Volviste una tarde. Si las callecitas de Buenos Aires tienen ese qué se yo, los encuentros que se saben últimos, en esos bares que recuerdan tantos sobres de azúcar leídos como se leen las líneas de la mano, tienen el sabor amargo de la infinita ausencia y soledad. Y un algo de café gastado suspendido en el aire.

Lo mío; el hábito del después de la oficina, con la corbata floja y el saco desabrochado. Lo tuyo; una fija, sabías que siempre estoy ahí de seis a siete de la tarde; de lunes a viernes, era imposible no encontrarme. No me avisaste.

Apareciste después de ese tiempo que reclamaste para pensar lo que nos venía pasando. Lo dijiste por los dos. A mí no me pasaba nada. A vos todo y no me daba cuenta.

Ahora me pega mal la nostalgia de tu voz sobre esta mesa, tus cuadernos, tus libros, la rebeldía de tu pelo y tu ansiedad por contarme lo que habías escrito después de leer un cuento de Abelardo Castillo. Yo tenía los pies encadenados y vos saltabas entre letras propias y ajenas. Y te oía. También oía la máquina de café, el golpeteo de las cucharitas, los platos y los pocillos, las bandejas de metal apoyándose con firmeza sobre el mostrador, los chorros de soda en pequeños vasos, el papel del diario que cambia de página y se acomoda. Y el murmullo general. Ahí entrabas vos. Y te diste cuenta. Pero a mí no me pasaba nada. Trataba de no interrumpirte mientras pensaba en que no había terminado de organizar algunos archivos y una silla de madera se arrastró detrás de mí.

Es cierto. No me pasaba nada y te diste cuenta.

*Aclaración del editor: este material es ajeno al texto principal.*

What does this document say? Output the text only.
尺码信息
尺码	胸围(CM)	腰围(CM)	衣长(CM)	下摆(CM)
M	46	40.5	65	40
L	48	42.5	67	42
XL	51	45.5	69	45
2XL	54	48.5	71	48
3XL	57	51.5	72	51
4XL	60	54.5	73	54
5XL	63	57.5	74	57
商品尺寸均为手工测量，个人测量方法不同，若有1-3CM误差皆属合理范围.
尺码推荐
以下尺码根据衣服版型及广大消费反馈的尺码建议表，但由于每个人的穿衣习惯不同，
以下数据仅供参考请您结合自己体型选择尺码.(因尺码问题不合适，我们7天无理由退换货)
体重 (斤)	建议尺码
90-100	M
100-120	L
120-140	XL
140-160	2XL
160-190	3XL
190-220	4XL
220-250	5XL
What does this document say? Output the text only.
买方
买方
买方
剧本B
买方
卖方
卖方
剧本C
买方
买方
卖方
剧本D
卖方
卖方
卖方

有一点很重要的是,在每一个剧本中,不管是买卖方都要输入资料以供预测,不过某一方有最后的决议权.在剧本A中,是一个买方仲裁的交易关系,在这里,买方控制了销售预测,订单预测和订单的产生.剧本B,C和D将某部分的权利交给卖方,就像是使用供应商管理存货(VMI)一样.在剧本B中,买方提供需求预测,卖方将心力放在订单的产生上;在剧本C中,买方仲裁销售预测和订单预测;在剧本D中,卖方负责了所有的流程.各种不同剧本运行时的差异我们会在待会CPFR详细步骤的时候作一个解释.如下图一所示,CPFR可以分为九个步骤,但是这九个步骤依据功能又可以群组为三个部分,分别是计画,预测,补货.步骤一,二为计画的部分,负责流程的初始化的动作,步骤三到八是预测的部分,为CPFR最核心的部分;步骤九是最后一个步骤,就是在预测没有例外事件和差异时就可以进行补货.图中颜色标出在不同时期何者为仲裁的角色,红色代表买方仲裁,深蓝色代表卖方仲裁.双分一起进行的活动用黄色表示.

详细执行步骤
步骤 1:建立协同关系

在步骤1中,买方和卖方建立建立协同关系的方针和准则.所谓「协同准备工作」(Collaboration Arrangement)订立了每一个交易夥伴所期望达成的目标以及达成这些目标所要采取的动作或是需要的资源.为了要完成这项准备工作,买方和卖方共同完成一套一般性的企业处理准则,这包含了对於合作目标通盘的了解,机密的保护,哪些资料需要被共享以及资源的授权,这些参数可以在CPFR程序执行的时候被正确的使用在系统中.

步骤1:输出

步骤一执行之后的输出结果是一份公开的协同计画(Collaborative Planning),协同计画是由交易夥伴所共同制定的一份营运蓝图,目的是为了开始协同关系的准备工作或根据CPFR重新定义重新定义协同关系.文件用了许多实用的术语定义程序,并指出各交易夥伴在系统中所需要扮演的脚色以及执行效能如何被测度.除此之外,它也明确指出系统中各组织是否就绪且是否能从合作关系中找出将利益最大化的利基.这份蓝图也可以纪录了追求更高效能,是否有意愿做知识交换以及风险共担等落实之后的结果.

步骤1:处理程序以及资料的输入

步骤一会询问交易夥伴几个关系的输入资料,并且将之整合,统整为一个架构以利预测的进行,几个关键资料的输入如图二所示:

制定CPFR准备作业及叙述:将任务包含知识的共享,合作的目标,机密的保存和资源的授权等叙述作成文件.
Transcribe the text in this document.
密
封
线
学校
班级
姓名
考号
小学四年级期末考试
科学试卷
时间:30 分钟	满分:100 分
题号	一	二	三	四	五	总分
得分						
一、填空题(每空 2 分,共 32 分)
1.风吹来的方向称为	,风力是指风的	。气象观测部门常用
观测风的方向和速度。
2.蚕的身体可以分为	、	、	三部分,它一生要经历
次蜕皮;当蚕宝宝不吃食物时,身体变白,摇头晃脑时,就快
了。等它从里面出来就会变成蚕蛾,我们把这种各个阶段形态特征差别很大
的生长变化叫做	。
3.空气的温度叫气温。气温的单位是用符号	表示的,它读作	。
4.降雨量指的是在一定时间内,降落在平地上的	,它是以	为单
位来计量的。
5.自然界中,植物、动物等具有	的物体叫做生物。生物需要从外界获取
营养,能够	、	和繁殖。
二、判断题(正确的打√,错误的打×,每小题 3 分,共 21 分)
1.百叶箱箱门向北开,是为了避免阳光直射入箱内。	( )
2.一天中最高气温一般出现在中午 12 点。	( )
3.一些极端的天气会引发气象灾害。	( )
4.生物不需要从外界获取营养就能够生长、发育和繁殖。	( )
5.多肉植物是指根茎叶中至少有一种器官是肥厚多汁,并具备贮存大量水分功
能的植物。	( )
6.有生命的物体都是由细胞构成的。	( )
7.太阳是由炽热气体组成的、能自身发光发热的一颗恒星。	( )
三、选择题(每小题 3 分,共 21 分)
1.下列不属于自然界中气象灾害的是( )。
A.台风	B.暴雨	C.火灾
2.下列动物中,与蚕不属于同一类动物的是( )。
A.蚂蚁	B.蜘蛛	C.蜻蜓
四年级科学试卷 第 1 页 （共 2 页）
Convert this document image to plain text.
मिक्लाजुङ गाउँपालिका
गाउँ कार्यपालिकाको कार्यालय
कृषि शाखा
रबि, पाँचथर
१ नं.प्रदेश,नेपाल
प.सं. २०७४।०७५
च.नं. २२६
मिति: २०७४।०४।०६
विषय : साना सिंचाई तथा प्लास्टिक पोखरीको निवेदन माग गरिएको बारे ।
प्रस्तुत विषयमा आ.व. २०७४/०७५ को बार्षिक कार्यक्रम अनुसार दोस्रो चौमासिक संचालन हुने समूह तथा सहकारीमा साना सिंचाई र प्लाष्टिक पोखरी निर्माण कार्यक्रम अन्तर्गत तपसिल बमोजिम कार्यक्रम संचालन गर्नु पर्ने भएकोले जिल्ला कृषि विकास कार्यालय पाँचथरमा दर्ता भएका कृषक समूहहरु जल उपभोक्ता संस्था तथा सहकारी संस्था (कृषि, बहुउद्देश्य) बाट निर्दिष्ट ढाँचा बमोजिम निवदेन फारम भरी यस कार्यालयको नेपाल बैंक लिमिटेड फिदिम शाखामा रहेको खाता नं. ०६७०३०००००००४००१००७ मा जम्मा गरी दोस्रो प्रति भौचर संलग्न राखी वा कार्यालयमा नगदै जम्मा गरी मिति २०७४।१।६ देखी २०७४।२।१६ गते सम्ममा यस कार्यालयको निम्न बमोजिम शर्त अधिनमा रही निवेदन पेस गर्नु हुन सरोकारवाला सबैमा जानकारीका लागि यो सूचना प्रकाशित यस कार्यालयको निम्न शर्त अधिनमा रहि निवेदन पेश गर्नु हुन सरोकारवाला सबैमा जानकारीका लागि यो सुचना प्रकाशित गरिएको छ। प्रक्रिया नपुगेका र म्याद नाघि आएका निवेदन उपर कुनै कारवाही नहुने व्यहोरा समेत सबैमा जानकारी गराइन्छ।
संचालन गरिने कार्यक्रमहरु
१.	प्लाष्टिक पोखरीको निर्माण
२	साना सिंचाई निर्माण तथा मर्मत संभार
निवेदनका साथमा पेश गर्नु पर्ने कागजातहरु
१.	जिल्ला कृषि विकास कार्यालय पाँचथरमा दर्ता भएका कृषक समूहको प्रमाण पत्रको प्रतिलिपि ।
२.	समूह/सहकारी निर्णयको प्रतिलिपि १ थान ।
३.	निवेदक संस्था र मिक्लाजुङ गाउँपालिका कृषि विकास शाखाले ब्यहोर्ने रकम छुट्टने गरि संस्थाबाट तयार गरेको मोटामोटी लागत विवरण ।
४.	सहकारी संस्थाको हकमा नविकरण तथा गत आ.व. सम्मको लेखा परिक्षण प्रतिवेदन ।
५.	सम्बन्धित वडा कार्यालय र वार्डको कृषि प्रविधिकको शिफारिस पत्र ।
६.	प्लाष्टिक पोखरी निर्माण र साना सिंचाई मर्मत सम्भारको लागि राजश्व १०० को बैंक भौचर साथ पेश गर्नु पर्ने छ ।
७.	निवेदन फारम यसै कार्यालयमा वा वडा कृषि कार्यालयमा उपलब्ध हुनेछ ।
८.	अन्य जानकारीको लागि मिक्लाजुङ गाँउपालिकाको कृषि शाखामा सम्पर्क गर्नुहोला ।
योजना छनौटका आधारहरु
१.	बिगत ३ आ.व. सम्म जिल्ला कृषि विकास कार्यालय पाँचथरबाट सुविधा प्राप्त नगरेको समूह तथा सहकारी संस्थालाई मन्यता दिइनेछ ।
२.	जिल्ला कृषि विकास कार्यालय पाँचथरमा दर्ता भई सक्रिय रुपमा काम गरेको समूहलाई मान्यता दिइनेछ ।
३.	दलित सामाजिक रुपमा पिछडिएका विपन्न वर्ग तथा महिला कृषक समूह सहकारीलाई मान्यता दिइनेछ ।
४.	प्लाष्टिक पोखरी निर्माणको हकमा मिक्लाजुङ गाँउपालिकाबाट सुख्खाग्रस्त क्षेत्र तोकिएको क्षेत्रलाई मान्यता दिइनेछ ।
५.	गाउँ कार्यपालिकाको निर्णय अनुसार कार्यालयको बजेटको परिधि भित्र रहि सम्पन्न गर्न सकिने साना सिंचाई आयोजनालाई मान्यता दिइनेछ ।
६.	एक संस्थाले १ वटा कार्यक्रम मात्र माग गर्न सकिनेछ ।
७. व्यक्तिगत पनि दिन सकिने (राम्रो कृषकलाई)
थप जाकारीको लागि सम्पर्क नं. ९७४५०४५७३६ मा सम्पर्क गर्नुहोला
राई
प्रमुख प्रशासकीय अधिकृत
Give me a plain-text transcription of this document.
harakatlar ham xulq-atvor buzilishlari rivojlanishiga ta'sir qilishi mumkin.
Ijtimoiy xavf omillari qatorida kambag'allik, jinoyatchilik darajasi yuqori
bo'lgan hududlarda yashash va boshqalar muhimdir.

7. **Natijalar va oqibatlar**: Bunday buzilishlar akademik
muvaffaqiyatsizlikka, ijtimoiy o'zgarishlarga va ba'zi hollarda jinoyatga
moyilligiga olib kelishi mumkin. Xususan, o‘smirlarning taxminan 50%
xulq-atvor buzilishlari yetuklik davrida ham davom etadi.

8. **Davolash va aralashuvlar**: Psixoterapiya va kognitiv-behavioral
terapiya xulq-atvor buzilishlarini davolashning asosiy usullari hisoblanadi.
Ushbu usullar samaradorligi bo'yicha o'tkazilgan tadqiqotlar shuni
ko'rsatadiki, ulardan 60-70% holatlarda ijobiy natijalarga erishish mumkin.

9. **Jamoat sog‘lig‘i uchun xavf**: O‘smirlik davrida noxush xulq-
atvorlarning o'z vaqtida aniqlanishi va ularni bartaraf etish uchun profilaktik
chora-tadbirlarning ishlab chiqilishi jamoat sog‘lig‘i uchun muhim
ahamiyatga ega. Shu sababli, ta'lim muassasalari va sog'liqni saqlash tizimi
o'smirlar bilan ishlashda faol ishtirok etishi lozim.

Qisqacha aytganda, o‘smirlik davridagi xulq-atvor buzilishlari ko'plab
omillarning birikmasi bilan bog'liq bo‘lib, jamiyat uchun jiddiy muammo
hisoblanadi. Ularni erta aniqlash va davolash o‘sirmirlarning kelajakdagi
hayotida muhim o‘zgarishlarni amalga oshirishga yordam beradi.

Pediste tu último café en este bar y me enfrentaste a mi antiguo desdén. Esa tarde segura, me abandonaste a tu recuerdo. Y no hablaste más. Por primera vez te escuché, con esas ganas de cambiar mi indiferencia y reconocerte.

Revolviste el azúcar sonoramente en tu silencio. Diste el sorbo del final.

Y yo; yo me cobijé en la eterna melancolía porteña de garúas sin paraguas y adoquines que susurran al tránsito sus penas. Yo, mareado y arrepentido en el vértigo de tu certera ausencia.



martes, 2 de octubre de 2012

Casting. (Homenaje a Capusotto) (Perdón Capusotto)

‎-Soy como uno de esos contadores de chistes que se ríen mientras los cuentan y hacen que se pierda la gracia.

-¿Y cuál es su gracia?

-Sacarme la cera de la oreja con la lengua.

-¿Y eso gusta?

-Y, es bastante amarga.



-¿Y por qué vino al casting?


-Porque no tengo techo.


-¿En su profesión?


-No, no pude pagar el alquiler.


-Uffff. Bueno, te vamos a ayudar con un bolo.


-Vea, yo voy bien de cuerpo, no creo...


-Un bolo es una línea para que diga algo y cobre.


-Bue, me habían dicho que el ambiente era pesado pero no creía que tanto.


-¿Vos sos pelotudo?


-Sí, Juan Carlos. ¿Dónde firmo?

lunes, 1 de octubre de 2012

Medidas de tiempo

Fotografía: Patricia Ferreyra
Es la hora en que las aves señalan las proezas del sol sobre su lienzo etéreo. La primera frescura perdura hasta que comienzan a acortarse las sombras en todos los relojes. Entonces, el giro esperado de todo lo que conocemos, resuelve que las sombras sean una sola y retornen a cubrirlo todo; no sin antes recordarnos cuán majestuosa puede ser la bienvenida que el mismo sol les impone.